As the absurdly coiffed Eno Sarris announced on Monday, the newest iteration of FanGraphs+ is now available in exchange for your hard-earned money — and any other kind of money, too.
As in recent years, we’re celebrating this important Moment in History by way of the player-profile game.
Said game is easy: the author offers the text of an actual player profile from the newest iteration of FG+, being careful to omit any proper names that might reveal the identity of the player in question. The reader, in turn, attempts to identify the player using only the details provided in the profile.
First reader to guess correctly (in the comments section below) gets a free annual subscription to FanGraphs+, worth roughly the equivalent of Alec Baldwin’s watch in Glengarry Glen Ross.

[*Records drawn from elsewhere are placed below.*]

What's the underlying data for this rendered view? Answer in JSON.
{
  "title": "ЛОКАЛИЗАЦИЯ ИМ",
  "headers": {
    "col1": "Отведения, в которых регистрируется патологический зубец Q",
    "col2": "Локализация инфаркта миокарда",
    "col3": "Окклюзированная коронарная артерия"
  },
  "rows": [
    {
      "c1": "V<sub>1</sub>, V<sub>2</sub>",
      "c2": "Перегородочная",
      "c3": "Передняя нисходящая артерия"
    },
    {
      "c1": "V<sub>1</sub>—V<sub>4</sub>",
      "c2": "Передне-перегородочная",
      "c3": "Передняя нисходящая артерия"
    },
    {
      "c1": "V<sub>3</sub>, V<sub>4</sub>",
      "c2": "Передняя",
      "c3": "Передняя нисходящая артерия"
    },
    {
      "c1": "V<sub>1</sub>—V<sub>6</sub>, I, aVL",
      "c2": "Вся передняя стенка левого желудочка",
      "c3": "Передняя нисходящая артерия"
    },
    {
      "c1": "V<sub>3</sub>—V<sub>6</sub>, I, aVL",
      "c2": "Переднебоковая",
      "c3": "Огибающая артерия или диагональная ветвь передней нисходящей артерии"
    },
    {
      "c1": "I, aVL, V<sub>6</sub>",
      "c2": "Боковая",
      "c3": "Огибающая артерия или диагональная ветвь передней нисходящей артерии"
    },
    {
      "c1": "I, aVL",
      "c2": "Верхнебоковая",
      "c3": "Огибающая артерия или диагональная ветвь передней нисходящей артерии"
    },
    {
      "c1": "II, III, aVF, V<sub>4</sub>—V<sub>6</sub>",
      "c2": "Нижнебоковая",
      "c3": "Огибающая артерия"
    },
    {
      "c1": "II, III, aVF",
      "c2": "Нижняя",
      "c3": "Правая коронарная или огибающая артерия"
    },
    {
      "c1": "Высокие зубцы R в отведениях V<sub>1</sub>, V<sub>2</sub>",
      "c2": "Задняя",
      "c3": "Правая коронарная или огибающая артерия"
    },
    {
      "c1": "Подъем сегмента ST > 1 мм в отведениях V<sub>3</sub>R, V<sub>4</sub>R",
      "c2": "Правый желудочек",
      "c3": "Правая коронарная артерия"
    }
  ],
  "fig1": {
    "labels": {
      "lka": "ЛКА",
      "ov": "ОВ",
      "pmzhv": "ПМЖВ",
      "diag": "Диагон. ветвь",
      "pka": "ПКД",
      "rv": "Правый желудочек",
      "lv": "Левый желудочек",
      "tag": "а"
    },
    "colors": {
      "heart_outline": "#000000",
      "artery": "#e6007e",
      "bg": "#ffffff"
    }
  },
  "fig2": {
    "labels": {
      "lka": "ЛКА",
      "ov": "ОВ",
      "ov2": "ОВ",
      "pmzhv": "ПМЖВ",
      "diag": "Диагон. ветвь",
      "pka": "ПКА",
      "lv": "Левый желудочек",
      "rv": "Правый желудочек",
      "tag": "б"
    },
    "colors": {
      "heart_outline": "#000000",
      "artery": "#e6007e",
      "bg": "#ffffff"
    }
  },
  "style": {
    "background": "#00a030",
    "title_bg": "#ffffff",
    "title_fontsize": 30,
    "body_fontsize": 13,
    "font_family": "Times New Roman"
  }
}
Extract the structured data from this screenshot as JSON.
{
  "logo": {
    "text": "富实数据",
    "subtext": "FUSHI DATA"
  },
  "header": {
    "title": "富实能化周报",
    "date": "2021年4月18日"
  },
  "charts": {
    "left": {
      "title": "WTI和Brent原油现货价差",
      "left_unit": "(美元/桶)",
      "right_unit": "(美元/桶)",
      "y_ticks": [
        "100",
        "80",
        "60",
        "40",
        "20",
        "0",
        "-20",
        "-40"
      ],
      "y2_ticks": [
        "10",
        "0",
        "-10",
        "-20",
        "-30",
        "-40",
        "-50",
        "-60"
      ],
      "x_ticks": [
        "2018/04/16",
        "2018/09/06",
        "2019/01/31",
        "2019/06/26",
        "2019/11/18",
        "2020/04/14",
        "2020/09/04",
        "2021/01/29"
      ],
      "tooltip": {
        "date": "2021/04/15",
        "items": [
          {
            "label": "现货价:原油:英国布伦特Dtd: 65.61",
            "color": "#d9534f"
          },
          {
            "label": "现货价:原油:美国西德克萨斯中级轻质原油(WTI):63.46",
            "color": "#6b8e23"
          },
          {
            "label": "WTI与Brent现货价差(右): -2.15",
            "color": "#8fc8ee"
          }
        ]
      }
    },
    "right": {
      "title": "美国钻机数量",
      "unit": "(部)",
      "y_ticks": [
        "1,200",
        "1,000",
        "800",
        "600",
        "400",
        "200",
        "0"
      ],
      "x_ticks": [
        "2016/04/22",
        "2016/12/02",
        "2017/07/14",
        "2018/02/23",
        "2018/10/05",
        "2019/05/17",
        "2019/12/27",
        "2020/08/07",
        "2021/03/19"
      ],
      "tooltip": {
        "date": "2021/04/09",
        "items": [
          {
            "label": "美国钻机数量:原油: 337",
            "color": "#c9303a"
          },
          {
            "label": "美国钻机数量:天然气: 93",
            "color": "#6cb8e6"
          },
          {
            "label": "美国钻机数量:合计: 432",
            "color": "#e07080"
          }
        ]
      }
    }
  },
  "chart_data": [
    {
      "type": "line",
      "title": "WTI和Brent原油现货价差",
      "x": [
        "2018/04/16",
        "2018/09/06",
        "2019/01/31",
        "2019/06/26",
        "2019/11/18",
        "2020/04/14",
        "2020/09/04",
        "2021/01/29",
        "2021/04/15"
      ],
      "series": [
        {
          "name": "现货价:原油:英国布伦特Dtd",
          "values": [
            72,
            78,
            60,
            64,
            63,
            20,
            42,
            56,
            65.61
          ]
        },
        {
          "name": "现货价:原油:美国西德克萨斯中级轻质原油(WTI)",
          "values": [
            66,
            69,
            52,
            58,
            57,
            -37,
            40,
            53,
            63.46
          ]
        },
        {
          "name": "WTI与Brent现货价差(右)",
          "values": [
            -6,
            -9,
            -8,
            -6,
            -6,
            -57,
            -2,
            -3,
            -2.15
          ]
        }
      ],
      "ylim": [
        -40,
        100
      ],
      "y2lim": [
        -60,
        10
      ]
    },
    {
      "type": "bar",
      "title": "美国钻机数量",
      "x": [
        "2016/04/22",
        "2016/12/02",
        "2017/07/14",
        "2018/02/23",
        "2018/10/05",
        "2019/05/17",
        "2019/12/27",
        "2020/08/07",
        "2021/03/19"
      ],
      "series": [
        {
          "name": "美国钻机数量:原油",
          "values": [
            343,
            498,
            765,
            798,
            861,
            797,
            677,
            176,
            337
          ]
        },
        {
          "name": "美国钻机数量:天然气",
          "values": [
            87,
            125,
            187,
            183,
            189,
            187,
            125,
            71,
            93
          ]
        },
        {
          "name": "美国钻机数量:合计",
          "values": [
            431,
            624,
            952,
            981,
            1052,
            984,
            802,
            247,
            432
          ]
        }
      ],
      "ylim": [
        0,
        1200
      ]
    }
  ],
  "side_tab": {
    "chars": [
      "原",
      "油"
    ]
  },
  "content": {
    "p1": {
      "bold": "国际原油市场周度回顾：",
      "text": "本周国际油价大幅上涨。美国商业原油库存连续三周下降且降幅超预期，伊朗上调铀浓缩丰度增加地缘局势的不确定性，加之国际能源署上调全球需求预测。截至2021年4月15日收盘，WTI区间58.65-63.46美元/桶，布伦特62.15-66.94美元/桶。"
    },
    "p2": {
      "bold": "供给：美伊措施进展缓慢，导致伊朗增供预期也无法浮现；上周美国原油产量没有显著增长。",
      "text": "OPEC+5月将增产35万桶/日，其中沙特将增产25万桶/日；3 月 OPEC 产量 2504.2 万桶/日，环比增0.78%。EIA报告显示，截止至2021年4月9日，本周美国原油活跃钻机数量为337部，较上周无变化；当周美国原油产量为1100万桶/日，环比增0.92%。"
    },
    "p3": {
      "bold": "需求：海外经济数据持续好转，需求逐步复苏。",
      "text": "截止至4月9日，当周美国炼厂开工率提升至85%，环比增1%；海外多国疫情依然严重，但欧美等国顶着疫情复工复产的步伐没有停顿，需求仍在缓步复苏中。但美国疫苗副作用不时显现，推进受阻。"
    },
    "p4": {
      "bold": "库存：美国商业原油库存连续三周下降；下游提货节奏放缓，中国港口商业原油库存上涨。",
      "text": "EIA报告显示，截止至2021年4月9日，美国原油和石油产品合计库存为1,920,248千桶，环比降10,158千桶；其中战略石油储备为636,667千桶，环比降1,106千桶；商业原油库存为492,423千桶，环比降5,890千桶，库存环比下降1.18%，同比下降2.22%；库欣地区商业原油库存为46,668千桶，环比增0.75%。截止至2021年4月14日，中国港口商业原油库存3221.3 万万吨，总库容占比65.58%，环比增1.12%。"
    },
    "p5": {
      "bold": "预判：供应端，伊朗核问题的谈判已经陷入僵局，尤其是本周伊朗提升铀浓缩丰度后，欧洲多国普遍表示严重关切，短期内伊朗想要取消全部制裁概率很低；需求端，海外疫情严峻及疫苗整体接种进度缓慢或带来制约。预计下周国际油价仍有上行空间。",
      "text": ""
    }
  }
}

Today’s entry comes to us by way of 18th century frontiersman Patrick Dubuque and is absolutely the most obscure of the profiles considered this week. (Note: Paul Swydan will provide a clue after 50 wrong, and zero correct, responses.)
Who is it?
Ways in which baseball is not like capitalism: in capitalism, the key to success is to do one thing really well. [BLANK] does one thing quite well, and that is run: he’s averaged forty stolen bases a year over the last three seasons between the majors and minors. But though it looked like [BLANK] had a chance to become a Vince Coleman or a Brian Hunter given the opportunity, he ended up fielding like the former and hitting like the latter. Maybe ten or twenty years ago, those steals might have gotten him a free crack at a job. But in our enlightened age, fourth outfielders who can’t hit or field don’t tend to stay fourth outfielders, and they don’t make their way onto fantasy teams, no matter how many bases they might steal.